Louis Eugène Marie Bautain.

1 - Qui est Louis Bautain ?

Photo / portrait de Louis Bautain Biographie courte : Prêtre, professeur, philosophe, théologien et médecin français né le 17 février 1796 à Paris, Louis Bautain est décédé le 15 octobre 1867 à Viroflay dans le département des Yvelines.

La famille de Bautain :

Louis Eugène Marie Bautain est le fils de Jean Charles Bautain (1772-1856), artiste musicien, maître de danse, et de Marie Françoise Alleton (1775-1855), union célébrée le 30 avril 1795 à Paris.

Les dates clés de sa carrière :

Admis à l'École Normale Supérieure en 1813, il fut l'élève du jeune professeur de philosophie Victor Cousin. Docteur ès lettres le 10 Août 1816, Louis Bautain s'installe à Strasbourg pour y enseigner, à vingt ans, la philosophie au collège royal de Strasbourg (actuel lycée Fustel-de-Coulanges). Le 31 octobre 1817, il est appelé à la chaire de philosophie de la Faculté des lettres et y professe avec succès. Il y sera doyen à partir de 1838 et doyen honoraire après 1863.

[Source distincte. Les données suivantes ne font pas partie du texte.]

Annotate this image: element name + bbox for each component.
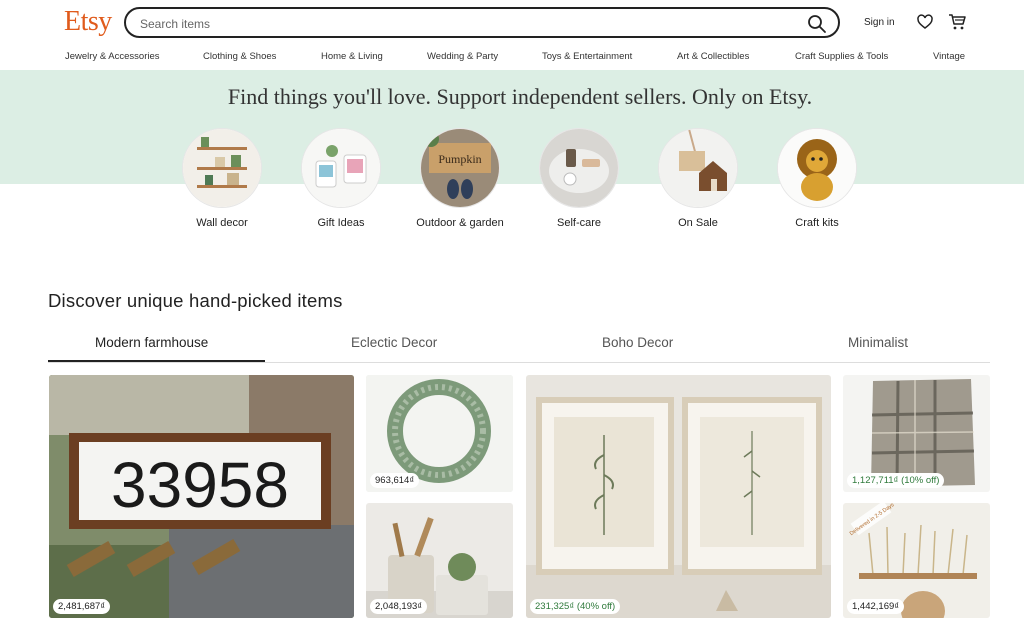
nav-toys[interactable]: Toys & Entertainment xyxy=(542,51,632,62)
section-title: Discover unique hand-picked items xyxy=(48,290,343,311)
category-image: Pumpkin xyxy=(420,128,500,208)
category-image xyxy=(658,128,738,208)
item-card-house-number[interactable]: 33958 2,481,687₫ xyxy=(49,375,354,618)
category-label: Gift Ideas xyxy=(317,217,365,229)
nav-clothing[interactable]: Clothing & Shoes xyxy=(203,51,276,62)
item-image: 33958 xyxy=(49,375,354,618)
nav-vintage[interactable]: Vintage xyxy=(933,51,965,62)
item-card-botanical-prints[interactable]: 231,325₫ (40% off) xyxy=(526,375,831,618)
price-badge: 2,481,687₫ xyxy=(53,599,111,614)
site-header: Etsy Sign in Jewelry & Accessories Cloth… xyxy=(0,0,1024,70)
tab-boho-decor[interactable]: Boho Decor xyxy=(602,335,673,350)
nav-wedding[interactable]: Wedding & Party xyxy=(427,51,498,62)
nav-art[interactable]: Art & Collectibles xyxy=(677,51,749,62)
tab-modern-farmhouse[interactable]: Modern farmhouse xyxy=(95,335,208,350)
category-image xyxy=(539,128,619,208)
category-image xyxy=(777,128,857,208)
category-craft-kits[interactable]: Craft kits xyxy=(767,128,867,230)
category-outdoor-garden[interactable]: Pumpkin Outdoor & garden xyxy=(410,128,510,230)
price-badge: 1,127,711₫ (10% off) xyxy=(847,473,945,488)
house-number-text: 33958 xyxy=(111,449,289,521)
item-image xyxy=(526,375,831,618)
category-wall-decor[interactable]: Wall decor xyxy=(172,128,272,230)
category-label: Self-care xyxy=(556,217,602,229)
item-card-plaid-pillow[interactable]: 1,127,711₫ (10% off) xyxy=(843,375,990,492)
tab-minimalist[interactable]: Minimalist xyxy=(848,335,908,350)
item-card-dried-flowers[interactable]: Delivered in 2-5 Days 1,442,169₫ xyxy=(843,503,990,618)
cart-icon[interactable] xyxy=(948,13,966,31)
price-badge: 963,614₫ xyxy=(370,473,420,488)
item-card-utensil-holder[interactable]: 2,048,193₫ xyxy=(366,503,513,618)
style-tabs: Modern farmhouse Eclectic Decor Boho Dec… xyxy=(48,330,990,363)
tab-eclectic-decor[interactable]: Eclectic Decor xyxy=(351,335,437,350)
category-label: Wall decor xyxy=(196,217,248,229)
etsy-logo[interactable]: Etsy xyxy=(64,6,112,38)
category-label: Outdoor & garden xyxy=(416,217,504,229)
search-bar xyxy=(124,7,840,38)
price-badge: 1,442,169₫ xyxy=(847,599,905,614)
price-badge: 2,048,193₫ xyxy=(370,599,428,614)
category-label: Craft kits xyxy=(795,217,839,229)
search-icon[interactable] xyxy=(806,13,828,35)
active-tab-indicator xyxy=(48,360,265,362)
heart-icon[interactable] xyxy=(917,14,933,30)
svg-text:Pumpkin: Pumpkin xyxy=(438,152,481,166)
category-gift-ideas[interactable]: Gift Ideas xyxy=(291,128,391,230)
price-badge: 231,325₫ (40% off) xyxy=(530,599,621,614)
search-input[interactable] xyxy=(138,13,782,35)
category-nav: Jewelry & Accessories Clothing & Shoes H… xyxy=(0,49,1024,65)
item-card-wreath[interactable]: 963,614₫ xyxy=(366,375,513,492)
category-image xyxy=(301,128,381,208)
nav-craft-supplies[interactable]: Craft Supplies & Tools xyxy=(795,51,888,62)
category-on-sale[interactable]: On Sale xyxy=(648,128,748,230)
category-image xyxy=(182,128,262,208)
category-label: On Sale xyxy=(678,217,718,229)
category-self-care[interactable]: Self-care xyxy=(529,128,629,230)
nav-home-living[interactable]: Home & Living xyxy=(321,51,383,62)
hero-title: Find things you'll love. Support indepen… xyxy=(227,84,813,109)
nav-jewelry[interactable]: Jewelry & Accessories xyxy=(65,51,160,62)
sign-in-link[interactable]: Sign in xyxy=(864,17,895,28)
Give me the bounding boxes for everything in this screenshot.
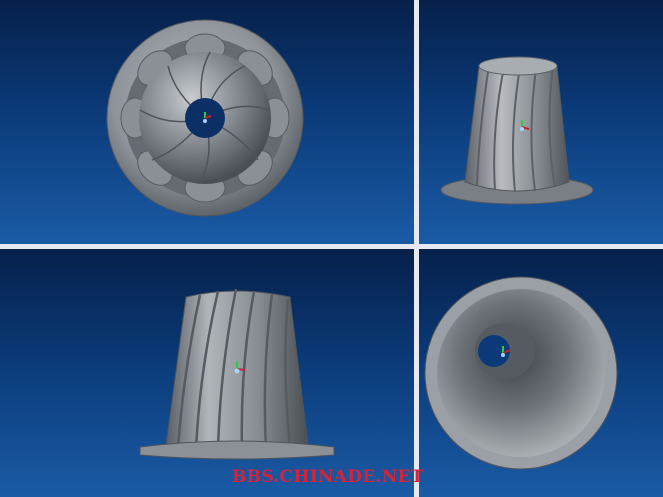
isometric-model: [440, 56, 594, 205]
viewport-divider-horizontal[interactable]: [0, 244, 663, 249]
watermark-text: BBS.CHINADE.NET: [232, 467, 424, 487]
front-view-model: [139, 288, 335, 460]
viewport-front-view[interactable]: [0, 249, 414, 497]
bottom-view-model: [424, 276, 618, 470]
viewport-top-view[interactable]: [0, 0, 414, 244]
top-view-model: [106, 19, 304, 217]
viewport-bottom-view[interactable]: [419, 249, 663, 497]
viewport-isometric-view[interactable]: [419, 0, 663, 244]
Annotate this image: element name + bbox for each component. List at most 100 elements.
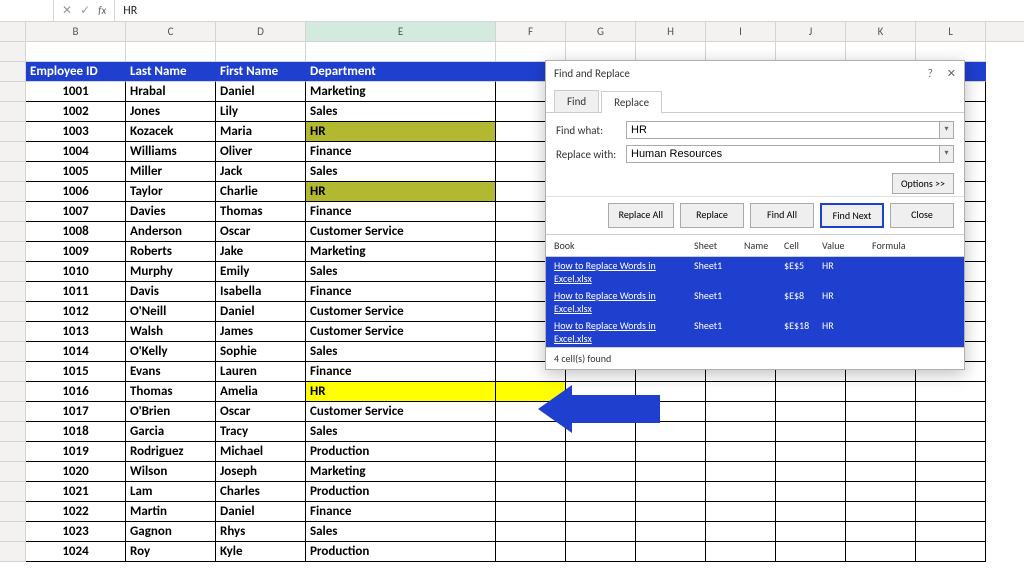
cell[interactable]: 1001 [26, 82, 126, 102]
cell[interactable]: Production [306, 542, 496, 562]
col-cell[interactable]: Cell [784, 239, 822, 252]
cell[interactable]: James [216, 322, 306, 342]
cell[interactable]: Sophie [216, 342, 306, 362]
col-name[interactable]: Name [744, 239, 784, 252]
cell[interactable]: Production [306, 442, 496, 462]
cell[interactable] [916, 502, 986, 522]
cell[interactable] [846, 502, 916, 522]
cell[interactable]: Roy [126, 542, 216, 562]
cell[interactable] [776, 402, 846, 422]
cell[interactable]: Evans [126, 362, 216, 382]
find-dropdown-icon[interactable]: ▾ [940, 121, 954, 139]
cell[interactable]: Marketing [306, 242, 496, 262]
cell[interactable] [496, 542, 566, 562]
cell[interactable] [706, 442, 776, 462]
cell[interactable] [916, 422, 986, 442]
cell[interactable] [496, 462, 566, 482]
cell[interactable]: Jack [216, 162, 306, 182]
cell[interactable] [916, 382, 986, 402]
cell[interactable]: Department [306, 62, 496, 82]
cell[interactable] [846, 462, 916, 482]
col-book[interactable]: Book [554, 239, 694, 252]
select-all-corner[interactable] [0, 22, 26, 41]
cell[interactable]: 1012 [26, 302, 126, 322]
cell[interactable]: 1004 [26, 142, 126, 162]
cell[interactable] [776, 482, 846, 502]
cell[interactable] [636, 42, 706, 62]
cell[interactable] [916, 542, 986, 562]
col-formula[interactable]: Formula [872, 239, 956, 252]
cell[interactable]: Oscar [216, 402, 306, 422]
cell[interactable] [776, 462, 846, 482]
cell[interactable]: 1015 [26, 362, 126, 382]
cell[interactable] [706, 502, 776, 522]
cell[interactable]: Emily [216, 262, 306, 282]
cell[interactable]: Sales [306, 102, 496, 122]
cell[interactable]: Miller [126, 162, 216, 182]
cell[interactable] [916, 462, 986, 482]
cell[interactable]: Lauren [216, 362, 306, 382]
cell[interactable] [776, 542, 846, 562]
formula-bar-value[interactable]: HR [115, 4, 137, 18]
cell[interactable]: Customer Service [306, 322, 496, 342]
find-what-input[interactable] [626, 121, 940, 139]
cell[interactable] [846, 542, 916, 562]
cell[interactable]: Thomas [126, 382, 216, 402]
tab-replace[interactable]: Replace [601, 91, 662, 113]
cell[interactable]: Oscar [216, 222, 306, 242]
result-row[interactable]: How to Replace Words in Excel.xlsxSheet1… [546, 257, 964, 287]
cell[interactable]: Finance [306, 362, 496, 382]
cell[interactable] [916, 42, 986, 62]
cell[interactable] [706, 522, 776, 542]
cell[interactable] [636, 422, 706, 442]
cell[interactable] [916, 522, 986, 542]
cell[interactable]: Gagnon [126, 522, 216, 542]
cell[interactable]: 1017 [26, 402, 126, 422]
cell[interactable]: 1007 [26, 202, 126, 222]
cell[interactable]: Rhys [216, 522, 306, 542]
cell[interactable] [846, 522, 916, 542]
cell[interactable]: Finance [306, 282, 496, 302]
cell[interactable]: 1013 [26, 322, 126, 342]
replace-with-input[interactable] [626, 145, 940, 163]
replace-all-button[interactable]: Replace All [608, 203, 674, 228]
cell[interactable] [706, 42, 776, 62]
result-row[interactable]: How to Replace Words in Excel.xlsxSheet1… [546, 287, 964, 317]
cell[interactable] [776, 442, 846, 462]
cell[interactable]: 1021 [26, 482, 126, 502]
column-header-J[interactable]: J [776, 22, 846, 41]
cell[interactable]: O'Kelly [126, 342, 216, 362]
tab-find[interactable]: Find [554, 90, 599, 112]
column-header-G[interactable]: G [566, 22, 636, 41]
cell[interactable]: HR [306, 122, 496, 142]
cell[interactable]: Finance [306, 142, 496, 162]
cell[interactable] [636, 522, 706, 542]
cell[interactable] [566, 522, 636, 542]
cell[interactable]: Tracy [216, 422, 306, 442]
cell[interactable] [706, 482, 776, 502]
cell[interactable]: 1016 [26, 382, 126, 402]
cell[interactable]: Marketing [306, 82, 496, 102]
cell[interactable]: Garcia [126, 422, 216, 442]
cell[interactable]: Michael [216, 442, 306, 462]
cell[interactable]: Sales [306, 342, 496, 362]
cell[interactable] [566, 482, 636, 502]
cell[interactable] [566, 502, 636, 522]
close-button[interactable]: Close [890, 203, 954, 228]
cell[interactable] [706, 402, 776, 422]
cell[interactable] [496, 482, 566, 502]
cell[interactable] [496, 442, 566, 462]
cell[interactable]: O'Neill [126, 302, 216, 322]
options-button[interactable]: Options >> [892, 173, 954, 194]
cell[interactable]: Martin [126, 502, 216, 522]
cell[interactable]: 1018 [26, 422, 126, 442]
cell[interactable]: Kozacek [126, 122, 216, 142]
cell[interactable]: Oliver [216, 142, 306, 162]
cell[interactable]: Anderson [126, 222, 216, 242]
cell[interactable] [846, 382, 916, 402]
cell[interactable]: Taylor [126, 182, 216, 202]
cell[interactable] [566, 442, 636, 462]
cell[interactable]: Joseph [216, 462, 306, 482]
cell[interactable]: Thomas [216, 202, 306, 222]
cell[interactable] [776, 422, 846, 442]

Docteur en médecine le 24 Juin 1826, Louis Bautain songe à la prêtrise. Il est ordonné prêtre le 20 décembre 1828 par l'évêque Le Pappe de Trévern (1754-1842). Tout en restant professeur à la Faculté des lettres, il est nommé en 1830 directeur du petit-séminaire Saint-Louis. Le 12 mars 1841, l'abbé Bautain quitte Strasbourg à la suite d'un conflit théologique avec l'évêque. En 1842, il fonde l'Institut des Sœurs de Saint Louis au collège de Juilly en Seine-et-Marne, où il est supérieur. Chanoine honoraire de Meaux en 1844, il est nommé ensuite vicaire général et promoteur du diocèse de Paris en 1849. Et de 1853 à 1863, professeur de morale évangélique à la faculté de théologie catholique de Paris.

Décès et inhumation :

Le 15 octobre 1867, à 71 ans, l'abbé Bautain meurt à Viroflay. Ses funérailles furent célébrées dans l'église de Viroflay, cérémonie funèbre présidée par Henry Maret, évêque de Sura et les vicaires généraux de Paris. Suivant les recommandations expresses qu'il avait faites à ses amis les plus intimes, son corps a été inhumé dans le cimetière de Juilly.

Ses principales oeuvres :

Propositions générales sur la vie (1826), De l'enseignement de la philosophie (1833), Psychologie expérimentale (1839), La belle saison à la campagne (1859), Manuel de philosophie morale (1866), et Les choses de l'autre monde, ouvrage publié en 1868. (Louis Bautain sur Wikipédia)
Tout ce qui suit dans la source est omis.